The AR(1) process is
$$
X_t = \phi X_{t-1} + \varepsilon_t
$$
if we use this formula recursively, we get
$$
X_t = \phi(\phi X_{t-2} + \varepsilon_{t-1}) + \varepsilon_t = \phi^2X_{t-2} + \phi\varepsilon_{t-1} + \varepsilon_t = \cdots = \phi^k X_{t-k} + \sum_{j=0}^k \phi^j\varepsilon_{t-j}
$$
If we let $k\to\infty$, we get
$$
X_t = \lim_{k\to\infty}(\phi^k X_{t-k} + \sum_{j=0}^k \phi^j\varepsilon_{t-j}) = \lim_{k\to\infty}(\phi^k X_{t-k}) + \sum_{j=0}^\infty \phi^j\varepsilon_{t-j}
$$
The duality between AR(1) and MA($\infty$) states that there is an equivalence between the two, and that we can write $X_t$ as
$$
X_t = \sum_{j=0}^\infty \phi^j\varepsilon_{t-j}
$$
The difference between the two results is the term $\lim_{k\to\infty}(\phi^k X_{t-k})$, which should be zero, but how do I show this?
Assuming $|\phi| < 1$, we have that $\lim_{k\to\infty}\phi^k = 0$ of course, but I don't see why $\lim_{k\to\infty} X_{t-k} < \infty$? Does convergence asuume the law of large numbers, or is there another way to show equivalence?

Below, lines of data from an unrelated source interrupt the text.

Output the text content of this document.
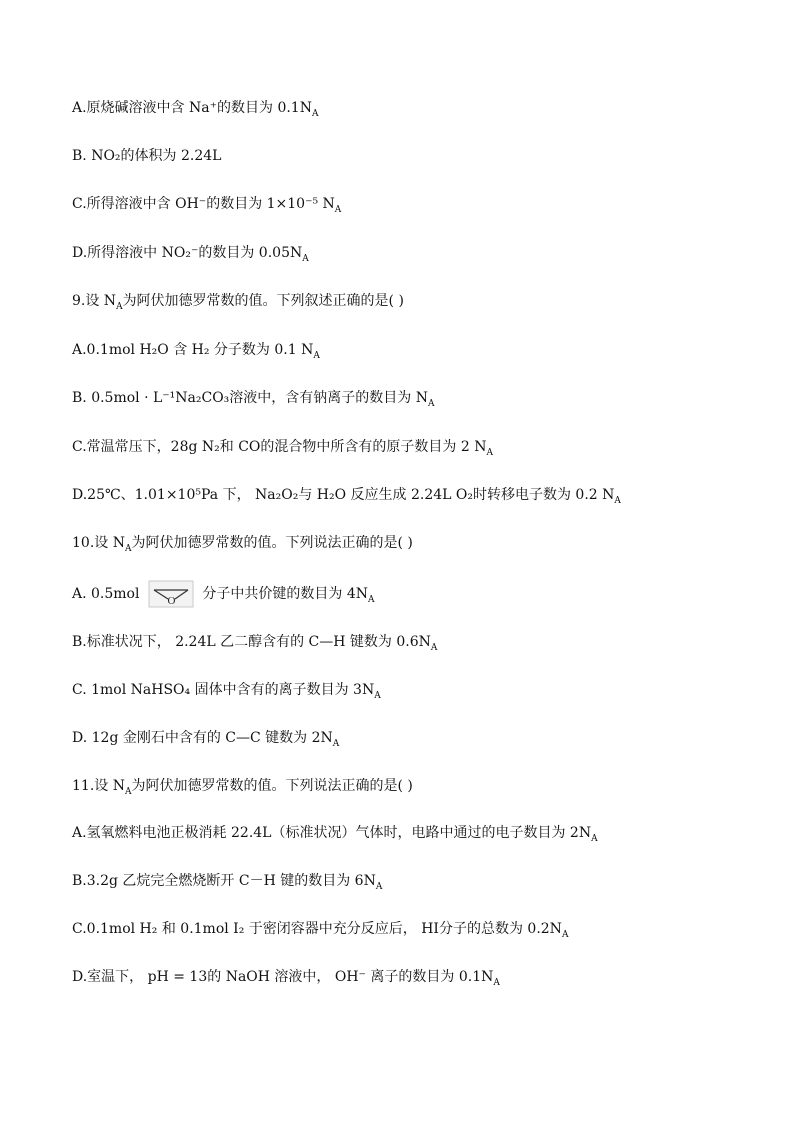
A.原烧碱溶液中含 Na⁺的数目为 $0.1N_A$
B. NO₂的体积为 2.24L
C.所得溶液中含 OH⁻的数目为 1×10⁻⁵ $N_A$
D.所得溶液中 NO₂⁻的数目为 $0.05N_A$
9.设 $N_A$为阿伏加德罗常数的值。下列叙述正确的是( )
A.0.1mol H₂O 含 H₂ 分子数为 0.1 $N_A$
B. 0.5mol · L⁻¹Na₂CO₃溶液中，含有钠离子的数目为 $N_A$
C.常温常压下，28g N₂和 CO的混合物中所含有的原子数目为 2 $N_A$
D.25℃、1.01×10⁵Pa 下， Na₂O₂与 H₂O 反应生成 2.24L O₂时转移电子数为 0.2 $N_A$
10.设 $N_A$为阿伏加德罗常数的值。下列说法正确的是( )
A. 0.5mol	O 分子中共价键的数目为 $4N_A$
B.标准状况下， 2.24L 乙二醇含有的 C—H 键数为 $0.6N_A$
C. 1mol NaHSO₄ 固体中含有的离子数目为 $3N_A$
D. 12g 金刚石中含有的 C—C 键数为 $2N_A$
11.设 $N_A$为阿伏加德罗常数的值。下列说法正确的是( )
A.氢氧燃料电池正极消耗 22.4L（标准状况）气体时，电路中通过的电子数目为 $2N_A$
B.3.2g 乙烷完全燃烧断开 C－H 键的数目为 $6N_A$
C.0.1mol H₂ 和 0.1mol I₂ 于密闭容器中充分反应后， HI分子的总数为 $0.2N_A$
D.室温下， pH = 13的 NaOH 溶液中， OH⁻ 离子的数目为 $0.1N_A$
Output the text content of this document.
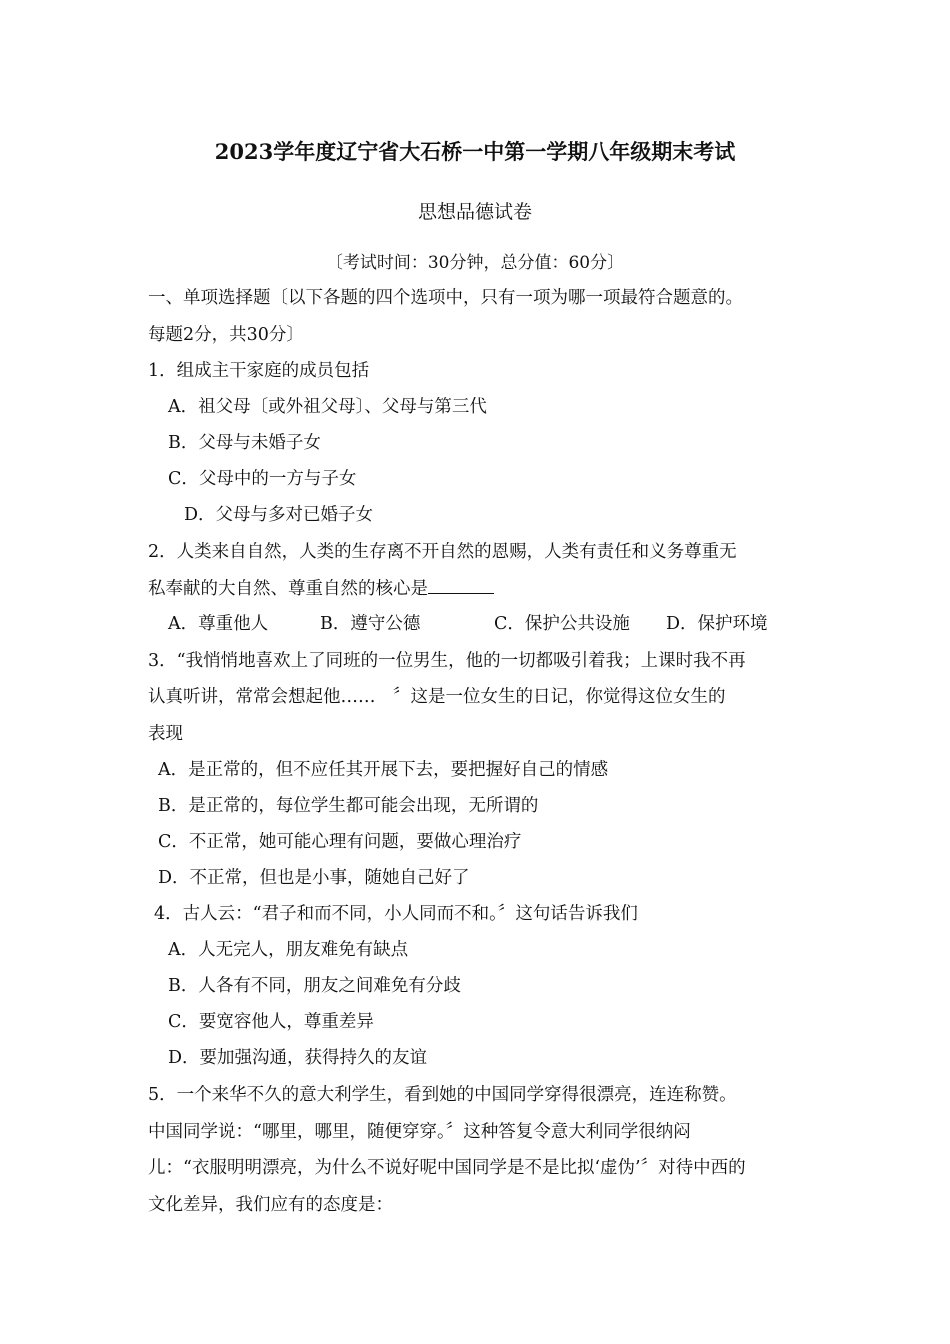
2023学年度辽宁省大石桥一中第一学期八年级期末考试
思想品德试卷
〔考试时间：30分钟，总分值：60分〕
一、单项选择题〔以下各题的四个选项中，只有一项为哪一项最符合题意的。
每题2分，共30分〕
1．组成主干家庭的成员包括
A．祖父母〔或外祖父母〕、父母与第三代
B．父母与未婚子女
C．父母中的一方与子女
D．父母与多对已婚子女
2．人类来自自然，人类的生存离不开自然的恩赐，人类有责任和义务尊重无
私奉献的大自然、尊重自然的核心是
A．尊重他人	B．遵守公德	C．保护公共设施 D．保护环境
3．“我悄悄地喜欢上了同班的一位男生，他的一切都吸引着我；上课时我不再
认真听讲，常常会想起他……　〞这是一位女生的日记，你觉得这位女生的
表现
A．是正常的，但不应任其开展下去，要把握好自己的情感
B．是正常的，每位学生都可能会出现，无所谓的
C．不正常，她可能心理有问题，要做心理治疗
D．不正常，但也是小事，随她自己好了
4．古人云：“君子和而不同，小人同而不和。〞这句话告诉我们
A．人无完人，朋友难免有缺点
B．人各有不同，朋友之间难免有分歧
C．要宽容他人，尊重差异
D．要加强沟通，获得持久的友谊
5．一个来华不久的意大利学生，看到她的中国同学穿得很漂亮，连连称赞。
中国同学说：“哪里，哪里，随便穿穿。〞这种答复令意大利同学很纳闷
儿：“衣服明明漂亮，为什么不说好呢中国同学是不是比拟‘虚伪’〞对待中西的
文化差异，我们应有的态度是：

I know there is a proof which inverts the lag operator $1-B$, but I didn't find any justification for why the operator can even be inverted, so I wanted an alternative proof, as the one above.
Best Answer
The usual sense in which convergence is understood in this case is in mean square:
$$ E[Y_t-(\epsilon_t+\phi\epsilon_{t-1}+\phi^2\epsilon_{t-2} +\ldots+\phi^j\epsilon_{t-j})]^2=\phi^{2(j+1)} E[Y_{t-j-1}]^2 $$ If $Y_t$ is stationary $$ E[Y_{t-j-1}]^2=\gamma_0+\mu^2 $$ Hence $$ \lim_{j\to\infty}E[Y_t-(\epsilon_t+\phi\epsilon_{t-1}+\phi^2\epsilon_{t-2} +\ldots+\phi^j\epsilon_{t-j})]^2=0 $$